The BBF has grown since I attended its first year, including tented tables with local booksellers and far more indie authors selling their work. TW Executive Editor Elizabeth Langosy and I had great chats with other attendees, including Editor Christina Thompson of Harvard Review and Terence Hawkins who directs the Yale Writers’ Conference. (I even did some live tweeting, which you’ll find @talkingwriting.)
Yet, there was more commercial hustle than I remember, too, and much angst about the impact of e-books and digital publishing. Elizabeth and I were surprised to hear the three writers on “The Short Story” panel say they read almost no literary writing online.
Jennifer Haigh, a PEN/Hemingway award winner, recounted her first foray into publishing a story digitally on Byliner as if it were a daring experiment. After realizing how many readers saw it online, Haigh said, “it was a total revelation to me.”
One of the oddest notes was struck by the BBF’s opening event on Friday night, “Page to Screen.” Five writers squared off about having their books turned into movies, moderated by Wesley Morris, a film critic at the Boston Globe.
“Most books don’t have a good narrative”
A promising setup. But as it turned out, I could have been watching reality TV with a cast of “characters.” There was the funny chubby guy (Daniel Handler aka Lemony Snicket). The hardass journalist dressed in black (Buzz Bissinger of Friday Night Lights). The handsome keeper of the literary flame (Andre Dubus of House of Sand and Fog).

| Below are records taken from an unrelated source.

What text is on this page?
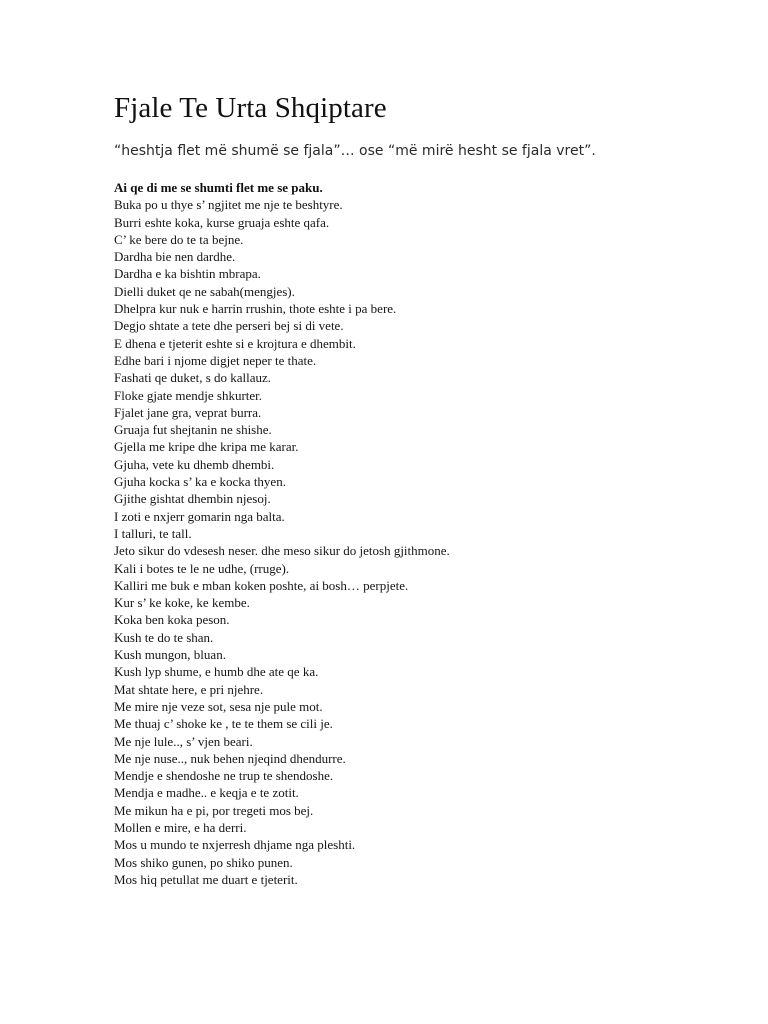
Fjale Te Urta Shqiptare

“heshtja flet më shumë se fjala”… ose “më mirë hesht se fjala vret”.

Ai qe di me se shumti flet me se paku.

Buka po u thye s’ ngjitet me nje te beshtyre.
Burri eshte koka, kurse gruaja eshte qafa.
C’ ke bere do te ta bejne.
Dardha bie nen dardhe.
Dardha e ka bishtin mbrapa.
Dielli duket qe ne sabah(mengjes).
Dhelpra kur nuk e harrin rrushin, thote eshte i pa bere.
Degjo shtate a tete dhe perseri bej si di vete.
E dhena e tjeterit eshte si e krojtura e dhembit.
Edhe bari i njome digjet neper te thate.
Fashati qe duket, s do kallauz.
Floke gjate mendje shkurter.
Fjalet jane gra, veprat burra.
Gruaja fut shejtanin ne shishe.
Gjella me kripe dhe kripa me karar.
Gjuha, vete ku dhemb dhembi.
Gjuha kocka s’ ka e kocka thyen.
Gjithe gishtat dhembin njesoj.
I zoti e nxjerr gomarin nga balta.
I talluri, te tall.
Jeto sikur do vdesesh neser. dhe meso sikur do jetosh gjithmone.
Kali i botes te le ne udhe, (rruge).
Kalliri me buk e mban koken poshte, ai bosh… perpjete.
Kur s’ ke koke, ke kembe.
Koka ben koka peson.
Kush te do te shan.
Kush mungon, bluan.
Kush lyp shume, e humb dhe ate qe ka.
Mat shtate here, e pri njehre.
Me mire nje veze sot, sesa nje pule mot.
Me thuaj c’ shoke ke , te te them se cili je.
Me nje lule.., s’ vjen beari.
Me nje nuse.., nuk behen njeqind dhendurre.
Mendje e shendoshe ne trup te shendoshe.
Mendja e madhe.. e keqja e te zotit.
Me mikun ha e pi, por tregeti mos bej.
Mollen e mire, e ha derri.
Mos u mundo te nxjerresh dhjame nga pleshti.
Mos shiko gunen, po shiko punen.
Mos hiq petullat me duart e tjeterit.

And there was the token woman (YA novelist Rachel Cohn of Nick and Norah’s Infinite Playlist)—looking “lovely in purple,” said Morris (token person of color).
I like all these writers, but the event quickly devolved into talking about the commercial advantages of a movie adaptation—“it’s really freaking great,” said Cohn, “it’s like a two-hour advertisement for your book”—and chest thumping between Bissinger and Dubus about how pragmatic writers should be in angling books for movie deals.